Through a series of mergers and acquisitions including the likes of Dunlop India and CESC in 1980, CEAT Tyres in 1982, RPG Life Sciences (then Searle India) and KEC International in 1985, the Gramophone Co. of India (now Saregama) in 1986, Spencers and Harrisons Malayalam in 1988, Bayer India, Firstsource Solutions Limited in 2012 and many more, R. P. Goenka came to be known as the 'takeover king' in his heyday. He was accused of asset-stripping of existing enterprises, especially the Kamani Engineering Corporation, and siphoning off the money into the RPG group, leaving the acquired firms bereft of cash and heavily in debt.

Goenka died on 14 April 2013 in Kolkata. He has two sons, elder Harsh Vardhan and younger Sanjiv.
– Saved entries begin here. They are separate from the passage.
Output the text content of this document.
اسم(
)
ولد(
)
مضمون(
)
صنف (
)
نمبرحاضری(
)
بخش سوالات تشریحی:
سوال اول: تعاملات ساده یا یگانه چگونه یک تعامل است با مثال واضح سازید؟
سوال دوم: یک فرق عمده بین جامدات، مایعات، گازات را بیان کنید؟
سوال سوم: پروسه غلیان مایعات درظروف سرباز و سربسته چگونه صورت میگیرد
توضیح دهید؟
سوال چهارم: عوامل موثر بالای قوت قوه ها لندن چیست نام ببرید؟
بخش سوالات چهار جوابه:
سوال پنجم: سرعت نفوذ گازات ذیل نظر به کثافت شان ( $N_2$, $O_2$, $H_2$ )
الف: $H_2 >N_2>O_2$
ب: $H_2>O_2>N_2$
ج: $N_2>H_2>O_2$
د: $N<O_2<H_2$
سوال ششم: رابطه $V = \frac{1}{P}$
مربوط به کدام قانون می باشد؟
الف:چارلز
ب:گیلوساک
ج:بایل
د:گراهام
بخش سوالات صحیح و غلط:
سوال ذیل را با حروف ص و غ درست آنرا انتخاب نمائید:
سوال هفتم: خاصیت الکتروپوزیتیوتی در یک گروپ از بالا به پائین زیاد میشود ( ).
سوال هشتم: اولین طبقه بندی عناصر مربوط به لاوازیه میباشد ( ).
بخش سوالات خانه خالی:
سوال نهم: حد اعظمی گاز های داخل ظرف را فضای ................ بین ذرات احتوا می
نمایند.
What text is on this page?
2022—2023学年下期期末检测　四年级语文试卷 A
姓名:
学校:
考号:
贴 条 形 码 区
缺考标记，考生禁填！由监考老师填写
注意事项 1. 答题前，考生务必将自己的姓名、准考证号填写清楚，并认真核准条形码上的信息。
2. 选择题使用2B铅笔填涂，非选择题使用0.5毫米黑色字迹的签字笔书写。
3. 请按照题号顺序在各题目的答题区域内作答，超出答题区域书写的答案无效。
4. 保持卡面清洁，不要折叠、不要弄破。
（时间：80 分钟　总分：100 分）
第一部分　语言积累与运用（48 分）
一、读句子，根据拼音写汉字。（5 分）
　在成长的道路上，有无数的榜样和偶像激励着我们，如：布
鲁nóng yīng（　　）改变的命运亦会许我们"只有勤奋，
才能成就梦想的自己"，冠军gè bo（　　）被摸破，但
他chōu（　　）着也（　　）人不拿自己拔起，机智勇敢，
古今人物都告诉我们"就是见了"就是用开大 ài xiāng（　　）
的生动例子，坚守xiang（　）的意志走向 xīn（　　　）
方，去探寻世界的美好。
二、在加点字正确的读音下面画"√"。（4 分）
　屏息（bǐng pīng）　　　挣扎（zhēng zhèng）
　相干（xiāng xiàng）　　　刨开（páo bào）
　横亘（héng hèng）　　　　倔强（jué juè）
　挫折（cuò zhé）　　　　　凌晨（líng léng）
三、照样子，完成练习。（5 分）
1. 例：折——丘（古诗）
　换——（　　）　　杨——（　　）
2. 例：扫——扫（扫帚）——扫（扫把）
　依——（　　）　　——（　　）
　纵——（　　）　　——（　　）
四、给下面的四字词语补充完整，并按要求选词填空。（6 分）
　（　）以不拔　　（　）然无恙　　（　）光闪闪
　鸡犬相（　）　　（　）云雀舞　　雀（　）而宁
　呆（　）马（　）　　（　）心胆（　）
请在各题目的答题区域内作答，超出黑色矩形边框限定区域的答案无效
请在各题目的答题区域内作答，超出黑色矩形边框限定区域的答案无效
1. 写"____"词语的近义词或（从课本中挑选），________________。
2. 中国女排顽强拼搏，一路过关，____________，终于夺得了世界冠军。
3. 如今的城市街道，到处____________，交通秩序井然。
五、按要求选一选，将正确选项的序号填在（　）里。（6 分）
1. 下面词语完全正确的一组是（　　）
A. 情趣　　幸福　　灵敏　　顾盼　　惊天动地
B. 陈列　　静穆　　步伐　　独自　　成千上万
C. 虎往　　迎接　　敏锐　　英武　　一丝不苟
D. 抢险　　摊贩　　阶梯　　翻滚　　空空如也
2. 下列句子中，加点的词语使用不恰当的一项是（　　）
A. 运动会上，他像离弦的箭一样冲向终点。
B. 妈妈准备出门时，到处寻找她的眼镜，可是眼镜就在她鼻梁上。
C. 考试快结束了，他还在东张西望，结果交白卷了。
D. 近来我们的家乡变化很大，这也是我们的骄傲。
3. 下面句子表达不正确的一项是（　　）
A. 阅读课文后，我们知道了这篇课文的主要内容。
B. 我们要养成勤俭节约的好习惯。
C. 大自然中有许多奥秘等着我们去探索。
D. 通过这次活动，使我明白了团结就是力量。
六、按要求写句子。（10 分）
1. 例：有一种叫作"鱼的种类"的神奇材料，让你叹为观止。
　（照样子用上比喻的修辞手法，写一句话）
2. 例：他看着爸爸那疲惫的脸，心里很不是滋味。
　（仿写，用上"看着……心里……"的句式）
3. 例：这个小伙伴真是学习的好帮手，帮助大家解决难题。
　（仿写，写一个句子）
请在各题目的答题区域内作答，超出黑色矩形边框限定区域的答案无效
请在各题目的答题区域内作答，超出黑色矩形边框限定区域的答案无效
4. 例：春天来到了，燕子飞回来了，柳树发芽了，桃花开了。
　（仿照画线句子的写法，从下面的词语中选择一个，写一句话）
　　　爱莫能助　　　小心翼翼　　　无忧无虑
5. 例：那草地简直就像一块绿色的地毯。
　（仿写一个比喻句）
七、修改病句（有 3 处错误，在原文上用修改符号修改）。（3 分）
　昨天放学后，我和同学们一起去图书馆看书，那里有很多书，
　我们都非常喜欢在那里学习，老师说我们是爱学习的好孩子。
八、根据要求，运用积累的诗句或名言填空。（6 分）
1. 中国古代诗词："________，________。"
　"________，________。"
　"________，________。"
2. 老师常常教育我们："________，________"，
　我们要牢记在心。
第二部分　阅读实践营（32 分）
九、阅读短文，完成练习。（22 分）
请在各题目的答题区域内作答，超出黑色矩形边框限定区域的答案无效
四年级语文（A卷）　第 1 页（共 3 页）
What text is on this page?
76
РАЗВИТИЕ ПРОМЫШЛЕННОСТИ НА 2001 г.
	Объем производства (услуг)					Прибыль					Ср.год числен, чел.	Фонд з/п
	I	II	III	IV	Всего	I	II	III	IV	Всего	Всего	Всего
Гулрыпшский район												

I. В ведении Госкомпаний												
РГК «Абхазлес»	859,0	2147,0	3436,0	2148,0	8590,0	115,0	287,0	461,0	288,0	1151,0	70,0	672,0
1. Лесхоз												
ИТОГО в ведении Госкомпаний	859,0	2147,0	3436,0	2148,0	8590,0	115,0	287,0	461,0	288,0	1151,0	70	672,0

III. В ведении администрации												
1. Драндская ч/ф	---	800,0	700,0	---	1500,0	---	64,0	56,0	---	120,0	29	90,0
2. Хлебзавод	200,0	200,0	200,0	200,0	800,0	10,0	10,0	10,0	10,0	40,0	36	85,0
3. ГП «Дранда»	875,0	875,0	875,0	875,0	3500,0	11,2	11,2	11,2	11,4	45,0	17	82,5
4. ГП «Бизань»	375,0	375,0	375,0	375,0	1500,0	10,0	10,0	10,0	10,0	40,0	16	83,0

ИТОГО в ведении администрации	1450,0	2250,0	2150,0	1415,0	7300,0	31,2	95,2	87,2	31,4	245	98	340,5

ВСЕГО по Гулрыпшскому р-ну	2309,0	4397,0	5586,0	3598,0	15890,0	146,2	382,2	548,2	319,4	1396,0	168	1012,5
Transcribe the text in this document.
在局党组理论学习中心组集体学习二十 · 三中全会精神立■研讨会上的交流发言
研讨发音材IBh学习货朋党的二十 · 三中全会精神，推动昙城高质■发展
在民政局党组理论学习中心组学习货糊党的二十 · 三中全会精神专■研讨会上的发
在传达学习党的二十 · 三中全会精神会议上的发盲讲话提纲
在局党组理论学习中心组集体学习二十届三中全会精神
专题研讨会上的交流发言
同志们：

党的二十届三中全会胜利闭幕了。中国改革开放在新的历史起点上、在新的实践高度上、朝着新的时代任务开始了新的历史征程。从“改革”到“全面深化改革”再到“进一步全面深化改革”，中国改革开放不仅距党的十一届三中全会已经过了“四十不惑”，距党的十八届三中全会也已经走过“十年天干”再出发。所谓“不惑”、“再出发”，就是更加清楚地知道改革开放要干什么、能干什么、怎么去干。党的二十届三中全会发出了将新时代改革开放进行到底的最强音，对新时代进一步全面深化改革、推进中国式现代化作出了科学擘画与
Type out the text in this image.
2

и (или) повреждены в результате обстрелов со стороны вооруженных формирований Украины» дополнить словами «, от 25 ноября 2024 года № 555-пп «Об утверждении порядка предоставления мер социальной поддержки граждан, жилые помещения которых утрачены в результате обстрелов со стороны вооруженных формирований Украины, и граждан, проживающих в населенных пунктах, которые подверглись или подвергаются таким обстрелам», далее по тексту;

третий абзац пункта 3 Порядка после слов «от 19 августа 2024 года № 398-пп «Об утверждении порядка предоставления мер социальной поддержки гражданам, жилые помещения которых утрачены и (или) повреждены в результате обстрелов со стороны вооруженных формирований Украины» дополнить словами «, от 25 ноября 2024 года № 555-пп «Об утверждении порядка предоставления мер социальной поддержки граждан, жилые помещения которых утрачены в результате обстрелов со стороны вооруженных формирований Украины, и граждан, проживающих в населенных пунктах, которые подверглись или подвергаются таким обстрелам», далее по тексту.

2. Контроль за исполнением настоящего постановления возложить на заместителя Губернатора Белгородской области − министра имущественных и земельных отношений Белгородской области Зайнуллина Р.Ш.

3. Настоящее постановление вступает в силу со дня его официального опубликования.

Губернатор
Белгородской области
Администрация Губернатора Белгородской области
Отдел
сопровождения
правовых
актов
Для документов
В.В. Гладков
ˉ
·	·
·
The Goenka family belongs to the Marwari community of money-lenders and tradesmen, and hailed originally from Dundlod village in Rajasthan. As early as the 19th century, an enterprising member of the family, Ramdutt Goenka, set up base in Kolkata, which was then the capital of India, and a major commercial hub of the British Empire. The family prospered in its traditional vocations of money-lending and trade. It was in the 1970s that Rama Prasad Goenka (b.1930) leveraged the family's wealth to take over a variety of industries and corporations and thus created a ready-made business conglomerate. Many of these corporations were stressed due to the socialistic policies and the "License Raj" then prevalent in India, and others were marked by the disagreements within the families of their owners. In a series of takeovers, RPG acquired such companies relatively cheaply and used his financial resources and business acumen to make them viable. In this way, by the end of the 20th century, RPG had cobbled together a significant business empire. The Goenka business empire is remarkable for two things: first, none of their major ventures were founded by them, but all were takeovers of existing companies owned by other families or corporations; and second, the resultant diversity and incoherence of these companies.